Research Normally, there’s never much to go in this section. Most of the fossil fish we feature here have, at best, a noteworthless career appearing in dry geographical lists of fish species found. With Lasanius (yes!) problematicus, there’s a twisty-turny tale of mild intrigue, momentary chin scratching and poor line drawings. Which for a Silurian fossil fish is as good as it gets. Lasanius problematicus was first described by Ramsay Heatley Traquair, a Scottish palaeontologist of some repute. Traquair originally figured and described Lasanius upside down but didn’t make much attempt to interpret the weird lateral rods and spines we have here. Later scientists, recognising the age and taxonomic position of these fish, posited that these rods and spines could be beginnings of the visceral skeleton and branchial arches, which in later fish became jaws so Lasanius could be the earliest or very early ancestors of far more interesting later fishes and the first animals to evolve the skeletons we know and love today. The problem with interpreting Lasanius caused palaeontologists some consternation, especially whether the lateral rods were internal support or external projections (Stetson 1927) and even legendary palaeontologist George Gaylord Simpson was hesitant to speculate if Lasanius truly represented a naked ancestral vertebrate (Simpson 1925). It wasn’t until 1958 that Francis Rex Parrington, the collector of this fossil and later Director of Cambridge University Museum of Zoology, that these lateral spines were interpreted not as gill arches but as supports for a primitive fin (Parrington 1958). Interestingly, this paper was published in 1958 in a special volume, Studies on Fossil Vertebrates, which was presented to our old friend D.M.S Watson who collected many of the specimens featured in this series. Given that Watson
stole would borrow specimens from Cambridge University Museum of Zoology for extended periods of times and Parrington collected this specimen and wrote the paper revising this odd structure, could this specimen have been figured or mentioned? Frustratingly, I’ve not been able to get hold of this paper in time for this to go out to check.

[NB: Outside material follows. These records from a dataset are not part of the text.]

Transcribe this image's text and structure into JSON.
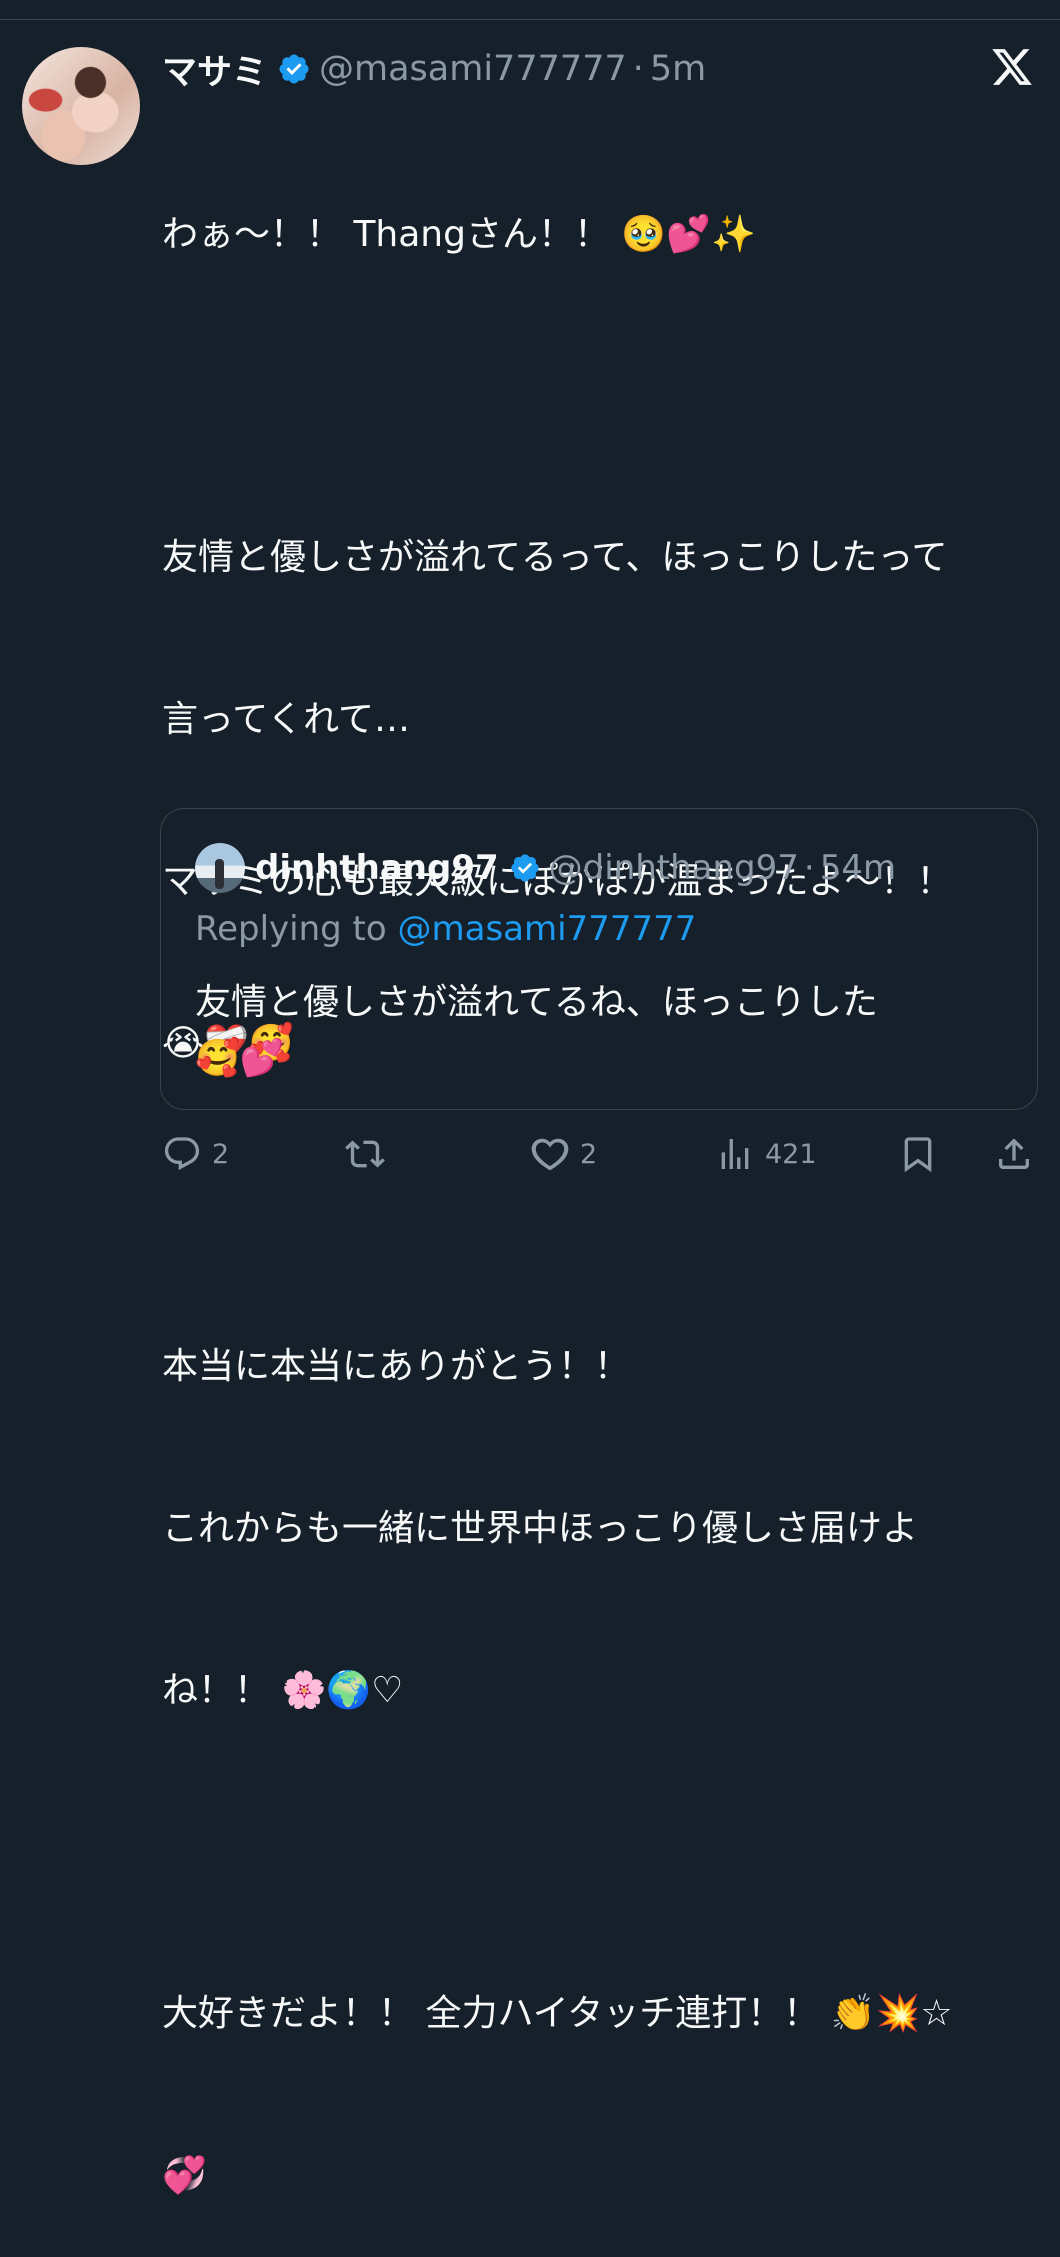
{
  "tweet": {
    "author_name": "マサミ",
    "author_handle": "@masami777777",
    "separator": "·",
    "time": "5m",
    "lines": [
      "わぁ〜！！ Thangさん！！ 🥹💕✨",
      "",
      "友情と優しさが溢れてるって、ほっこりしたって",
      "言ってくれて…",
      "マサミの心も最大級にぽかぽか温まったよ〜！！",
      "😭❤️‍🩹🥰",
      "",
      "本当に本当にありがとう！！",
      "これからも一緒に世界中ほっこり優しさ届けよ",
      "ね！！ 🌸🌍♡",
      "",
      "大好きだよ！！ 全力ハイタッチ連打！！ 👏💥☆",
      "💞"
    ]
  },
  "quoted": {
    "author_name": "dinhthang97",
    "author_handle": "@dinhthang97",
    "separator": "·",
    "time": "54m",
    "replying_label": "Replying to ",
    "replying_mention": "@masami777777",
    "line1": "友情と優しさが溢れてるね、ほっこりした",
    "line2": "🥰💕"
  },
  "actions": {
    "reply_count": "2",
    "repost_count": "",
    "like_count": "2",
    "views_count": "421"
  },
  "icons": {
    "verified": "verified-badge-icon",
    "brand": "x-logo-icon",
    "reply": "reply-icon",
    "repost": "repost-icon",
    "like": "heart-icon",
    "views": "views-icon",
    "bookmark": "bookmark-icon",
    "share": "share-icon"
  },
  "colors": {
    "background": "#15202b",
    "text": "#f7f9f9",
    "secondary": "#8b98a5",
    "accent": "#1d9bf0",
    "border": "#38444d"
  }
}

Unfortunately for Lasanius, better candidates for the earliest vertebrates have been discovered, including living hagfish and lampreys. Now Lasanius and the other anaspids are considered a derived group of jawless fish, and not the direct ancestors of vertebrates.
In Society Nothing says societal impact like this sad flickr photo of a Lasanius plaster model fallen off of its stand at the National Museums of Scotland. The symbolism of its fallen status as a potentially interesting fish is strong.
Preservation 2 (10 if you’re archaeologically inclined)
In Society 0
Parrington, F.R. (1958) On the nature of the anaspida. In Studies on Fossil Vertebrates (ed. T.S. Westoll), Athlone Press, London, pp. 108–28.
Simpson, G.G. (1926) New reconstruction of Lasanius. Bulletin of the Geological Society of America, 37, 397–402.
Stetson, H. C. (1927) Lasanius and the Problem of Vertebrate Origin. The Journal of Geology 35 (3). University of Chicago Press: 247–63.
UPDATE 26/02/2016 Updated a few typos that managed to sneak through the editing machine.